The fact is that H2H has all the elements needed to build on its many successes and to develop into the jewel in the crown that solves this endemic human services gap. Yet, currently, only people who were still in hotels at the end of 2020 are eligible for H2H. This is despite the flow of other highly vulnerable people needing housing and support who have since sought homelessness services. Advocacy for the resources to respond to this need with an ongoing H2H style program will remain a top CHP priority.

Other great Covid-19 homelessness initiatives

Covid‑19 Isolation and Recovery Facilities were developed by the Victorian Government to provide non‑hospital-based care to people without homes who caught Covid‑19. These services were funded to provide specialist homelessness and health support to highly vulnerable homeless clients. They met a critical gap and were an important part of the work to protect the health of vulnerable people. As the numbers of people requiring this support have declined, the service has been extended to provide step-down health care for homeless clients who don’t need to be in hospital but who do need accommodation and health support.

Targeted vaccination services for people without homes were funded by the Victorian Government to increase vaccination rates among the homeless population. Vaccination teams including nurses, peer support workers and homelessness workers set up in the foyers and went room to room in hotels accommodating people without homes or visited hotels with mobile outreach. Teams were based in drop-in meal and health services, homelessness sector workers had access to taxi vouchers to get people to vaccination centres, and targeted information was developed to encourage vaccination.

The Working for Victoria program was developed by the Victorian Government to grow Victorian employment during the Covid‑19 economic downturn and to deliver additional homelessness workers. The program funded around 130 additional positions for a six‑month period, mostly in entry level roles, and provided much needed extra capacity. Many of the workers continued to be employed in the sector following the completion of the program. A more recent initiative has sought to replicate this success, but by supporting job seekers into existing vacancies rather than additional roles. This has worked less well, but ongoing dialogue means we remain hopeful of developing a new internship program for final year students from relevant courses to take up paid roles in the specialist homelessness sector.

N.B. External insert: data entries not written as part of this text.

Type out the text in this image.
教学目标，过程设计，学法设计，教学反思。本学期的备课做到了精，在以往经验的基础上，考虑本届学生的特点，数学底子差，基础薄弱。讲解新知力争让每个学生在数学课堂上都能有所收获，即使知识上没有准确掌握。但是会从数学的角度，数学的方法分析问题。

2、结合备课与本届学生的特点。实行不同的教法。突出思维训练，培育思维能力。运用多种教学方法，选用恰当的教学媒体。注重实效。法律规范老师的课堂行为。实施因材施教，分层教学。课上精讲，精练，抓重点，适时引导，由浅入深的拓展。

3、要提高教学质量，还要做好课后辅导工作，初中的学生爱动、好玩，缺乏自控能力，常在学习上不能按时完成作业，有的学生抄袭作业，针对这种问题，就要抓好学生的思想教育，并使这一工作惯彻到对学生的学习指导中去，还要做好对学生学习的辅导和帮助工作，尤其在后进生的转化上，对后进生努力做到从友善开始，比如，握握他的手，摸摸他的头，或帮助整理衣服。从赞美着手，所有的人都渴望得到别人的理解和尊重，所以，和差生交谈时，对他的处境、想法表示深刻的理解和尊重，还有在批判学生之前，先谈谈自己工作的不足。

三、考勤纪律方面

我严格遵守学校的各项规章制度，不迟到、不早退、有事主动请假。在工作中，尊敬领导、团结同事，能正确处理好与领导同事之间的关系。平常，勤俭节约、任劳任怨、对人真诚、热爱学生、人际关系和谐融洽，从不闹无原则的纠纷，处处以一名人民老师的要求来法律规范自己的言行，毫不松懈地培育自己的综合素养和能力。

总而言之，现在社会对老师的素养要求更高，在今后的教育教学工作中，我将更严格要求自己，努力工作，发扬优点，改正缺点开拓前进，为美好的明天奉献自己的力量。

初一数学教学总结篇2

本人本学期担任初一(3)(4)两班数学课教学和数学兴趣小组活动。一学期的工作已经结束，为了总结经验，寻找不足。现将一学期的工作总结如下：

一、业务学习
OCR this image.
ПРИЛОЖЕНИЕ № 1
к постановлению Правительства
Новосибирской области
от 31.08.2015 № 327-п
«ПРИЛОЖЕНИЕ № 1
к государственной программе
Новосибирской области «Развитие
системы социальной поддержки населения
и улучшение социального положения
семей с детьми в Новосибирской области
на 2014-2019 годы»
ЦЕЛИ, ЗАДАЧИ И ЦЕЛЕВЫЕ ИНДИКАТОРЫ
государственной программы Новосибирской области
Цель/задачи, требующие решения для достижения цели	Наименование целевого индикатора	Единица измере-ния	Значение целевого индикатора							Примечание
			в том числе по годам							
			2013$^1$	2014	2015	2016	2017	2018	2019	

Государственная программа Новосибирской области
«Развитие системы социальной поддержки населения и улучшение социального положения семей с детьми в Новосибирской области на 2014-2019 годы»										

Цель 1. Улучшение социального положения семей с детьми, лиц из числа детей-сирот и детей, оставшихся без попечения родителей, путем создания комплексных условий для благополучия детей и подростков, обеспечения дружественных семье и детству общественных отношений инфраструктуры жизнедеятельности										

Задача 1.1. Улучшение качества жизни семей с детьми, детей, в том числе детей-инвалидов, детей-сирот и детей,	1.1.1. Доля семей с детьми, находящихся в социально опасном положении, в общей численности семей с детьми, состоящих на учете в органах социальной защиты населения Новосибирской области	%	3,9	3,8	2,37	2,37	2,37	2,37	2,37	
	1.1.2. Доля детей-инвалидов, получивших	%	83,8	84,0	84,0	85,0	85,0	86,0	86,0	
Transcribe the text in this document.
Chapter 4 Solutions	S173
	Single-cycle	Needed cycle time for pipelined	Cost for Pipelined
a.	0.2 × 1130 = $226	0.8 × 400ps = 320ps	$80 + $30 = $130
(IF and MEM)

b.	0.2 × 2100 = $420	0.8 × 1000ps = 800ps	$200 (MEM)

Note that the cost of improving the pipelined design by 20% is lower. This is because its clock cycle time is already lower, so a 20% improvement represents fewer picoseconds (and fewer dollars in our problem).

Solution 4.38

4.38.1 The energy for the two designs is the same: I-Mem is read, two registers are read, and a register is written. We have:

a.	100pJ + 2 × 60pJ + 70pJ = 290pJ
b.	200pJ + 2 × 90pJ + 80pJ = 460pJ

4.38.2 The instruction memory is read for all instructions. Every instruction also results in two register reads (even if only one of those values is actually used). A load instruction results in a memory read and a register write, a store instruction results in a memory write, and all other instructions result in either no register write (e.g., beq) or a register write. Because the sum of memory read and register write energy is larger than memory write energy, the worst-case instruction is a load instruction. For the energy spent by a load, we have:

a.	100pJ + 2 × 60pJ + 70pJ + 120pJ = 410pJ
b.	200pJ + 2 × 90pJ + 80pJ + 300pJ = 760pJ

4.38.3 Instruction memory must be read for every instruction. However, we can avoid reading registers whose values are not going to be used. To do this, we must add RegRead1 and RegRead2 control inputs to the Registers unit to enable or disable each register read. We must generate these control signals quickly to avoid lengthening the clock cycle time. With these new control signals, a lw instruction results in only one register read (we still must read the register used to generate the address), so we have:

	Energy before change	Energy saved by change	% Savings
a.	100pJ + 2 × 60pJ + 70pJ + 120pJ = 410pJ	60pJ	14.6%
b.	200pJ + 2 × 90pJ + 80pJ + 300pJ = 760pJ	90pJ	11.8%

The Covid‑19 pandemic demonstrated the enormity of what can be achieved when governments choose to act. Higher income support, more social housing investment, new Housing First programs, better protections for renters, targeted health programs to meet the needs of vulnerable people, and more emergency accommodation all meant that, during the peak of Victoria’s Covid‑19 pandemic, the homelessness landscape was radically transformed. In Victoria, this radically different landscape also included incredible collaboration and innovation from homelessness services in partnership with government, immense effort and care from the homelessness workforce, and incredible adaptability and resourcefulness from people accessing homelessness services.

As we move into a new era where the peak of the pandemic has passed, only some of these programs have endured, but the knowledge of what we achieved and learnt together remains. We can take these insights into our ongoing efforts to end homelessness for good.